The Wing's 580th Reproduction Squadron was involved in the propaganda
war
against the Soviet Bloc. It had the capacity to print 7 million,
two-sided
color leaflets in one day, which could be dropped over Communist
borders. At Wheelus, too, was the Holding and Briefing Squadron,
an 'officer-heavy' unit that trained guerrillas to be inserted into
enemy nations." -- "Cold War on NATO's Southern Flank: Facing Down The
Soviets," VFW Magazine, February 1998
PROLOGUE -- After a 1969 military coup that overthrew King Idris, Libya's ruling monarch since 1951, Colonel Gadhafi's new government sought the removal of all foreign military bases in Libya. Wheelus AB was turned back to Libya and the 7272nd FTW inactivated on 11 June 1970. British military installations at Tobruk and nearby El Adem had earlier closed, in March 1970. After the USAF left, the base was reportedly worth $77 million in 1970 dollars.
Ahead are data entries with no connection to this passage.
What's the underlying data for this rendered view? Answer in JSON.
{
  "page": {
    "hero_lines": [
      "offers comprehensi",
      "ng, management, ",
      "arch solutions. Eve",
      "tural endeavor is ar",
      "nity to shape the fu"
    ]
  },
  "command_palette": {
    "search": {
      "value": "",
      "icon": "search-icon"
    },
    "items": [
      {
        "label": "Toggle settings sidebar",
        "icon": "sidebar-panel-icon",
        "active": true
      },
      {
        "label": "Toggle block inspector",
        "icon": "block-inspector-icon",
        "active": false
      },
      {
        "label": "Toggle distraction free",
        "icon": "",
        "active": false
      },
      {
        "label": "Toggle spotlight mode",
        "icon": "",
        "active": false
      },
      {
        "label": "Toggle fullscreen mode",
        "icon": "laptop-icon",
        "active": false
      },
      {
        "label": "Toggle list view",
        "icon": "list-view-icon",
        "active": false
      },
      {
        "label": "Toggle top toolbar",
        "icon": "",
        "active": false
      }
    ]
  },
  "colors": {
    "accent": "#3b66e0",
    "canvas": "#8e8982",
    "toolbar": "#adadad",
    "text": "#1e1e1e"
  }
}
It became a Libyan People's Air Force installation -- "Okba Ben Nafi Air Base" -- and housed LPAF's headquarters and a large share of its major training facilities. LPAF MiG-17/19/25 fighters and Tu-22 bombers were based at Okba Ben Nafi Air Base.
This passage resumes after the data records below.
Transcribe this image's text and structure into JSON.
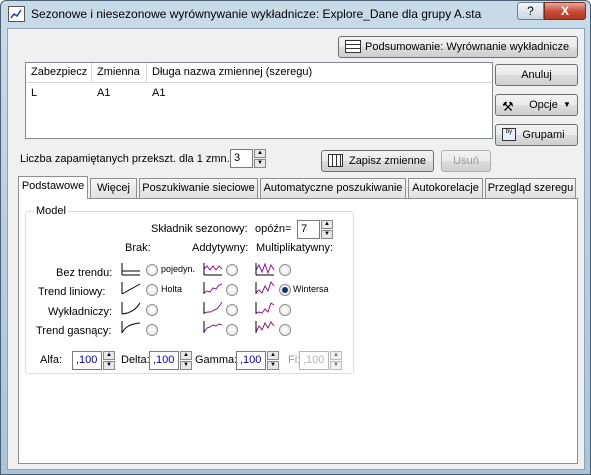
{
  "window": {
    "title": "Sezonowe i niesezonowe wyrównywanie wykładnicze: Explore_Dane dla grupy A.sta",
    "help": "?",
    "close": "X"
  },
  "buttons": {
    "summary": "Podsumowanie: Wyrównanie wykładnicze",
    "cancel": "Anuluj",
    "options": "Opcje",
    "groups": "Grupami",
    "save_vars": "Zapisz zmienne",
    "delete": "Usuń"
  },
  "list": {
    "headers": [
      "Zabezpiecz",
      "Zmienna",
      "Długa nazwa zmiennej (szeregu)"
    ],
    "rows": [
      [
        "L",
        "A1",
        "A1"
      ]
    ]
  },
  "transforms": {
    "label": "Liczba zapamiętanych przekszt. dla 1 zmn.:",
    "value": "3"
  },
  "tabs": [
    "Podstawowe",
    "Więcej",
    "Poszukiwanie sieciowe",
    "Automatyczne poszukiwanie",
    "Autokorelacje",
    "Przegląd szeregu"
  ],
  "model": {
    "group_label": "Model",
    "seasonal_label": "Składnik sezonowy:",
    "lag_label": "opóźn=",
    "lag_value": "7",
    "columns": [
      "Brak:",
      "Addytywny:",
      "Multiplikatywny:"
    ],
    "rows": [
      "Bez trendu:",
      "Trend liniowy:",
      "Wykładniczy:",
      "Trend gasnący:"
    ],
    "option_labels": {
      "simple": "pojedyn.",
      "holt": "Holta",
      "winters": "Wintersa"
    },
    "selected": {
      "row": 1,
      "col": 2
    }
  },
  "params": {
    "alpha_label": "Alfa:",
    "alpha": ",100",
    "delta_label": "Delta:",
    "delta": ",100",
    "gamma_label": "Gamma:",
    "gamma": ",100",
    "fi_label": "Fi:",
    "fi": ",100"
  },
  "colors": {
    "accent": "#1f2f6a",
    "purple_icon": "#8a1a8a",
    "value_blue": "#0000a8"
  }
}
Sixteen years later, at 0200 hours on 16
Apr 1986 Okba Ben Nafi AB, various Libyan
government buildings, and three of 30 Libyan terrorist training camps were bombed by
USAFE's 48th TFW F-111Fs, flying
non-stop from RAF Lakenheath, UK, to Libya in "Operation
Eldorado Canyon."
The mission was in retaliation for Libyan missile attacks
on US
aircraft over the Mediterranean Sea and Libyan involvement in alleged
terrorist attacks on
US servicemen in Europe. Operation Eldorado Canyon included
18 48th TFW F-111F "Aardvark" fighter-bombers (Pave Tack-equipped), USN
carrier-based
F-14s and A-6Es (which struck other targets in Libya), and and five
EF-111A
"Sparkvarks" from the 66th ECW/42ECS at Upper Heyford, UK.
The 66th ECW Sparkvarks
formed
up with the attack force to provide electronic defense during the
attack. One 48th F-111E (70-2389, callsign "Karma 52") was lost
outbound from the attack to (presumably) a SAM or AAA hit (Major Fernando Ribas-Dominici (AC) and WSO
Capt. Paul Lorence were lost -- In respect for
the crew, the last F-111F flown to AMARC retirement used the same
callsign). The 14-hour 5,800-mile round trip to Libya required numerous in-air
refuelings (over seven million pounds of fuel), because
countries closer to Libya -- Spain, Italy, France, and Greece -- had
refused
American planes permission to fly over or from bases in their
countries. Ironically,
the 48th
TFW had
practiced for years at Wheelus (with F-100s) and later at Zaragoza AB
Spain,
with F4D Phantoms and the F-111s, for just such a mission...
Wheelus AB was re-activated in 1995 as a
domestic airport and
re-named Mitiga Airport (ICAO HLLM).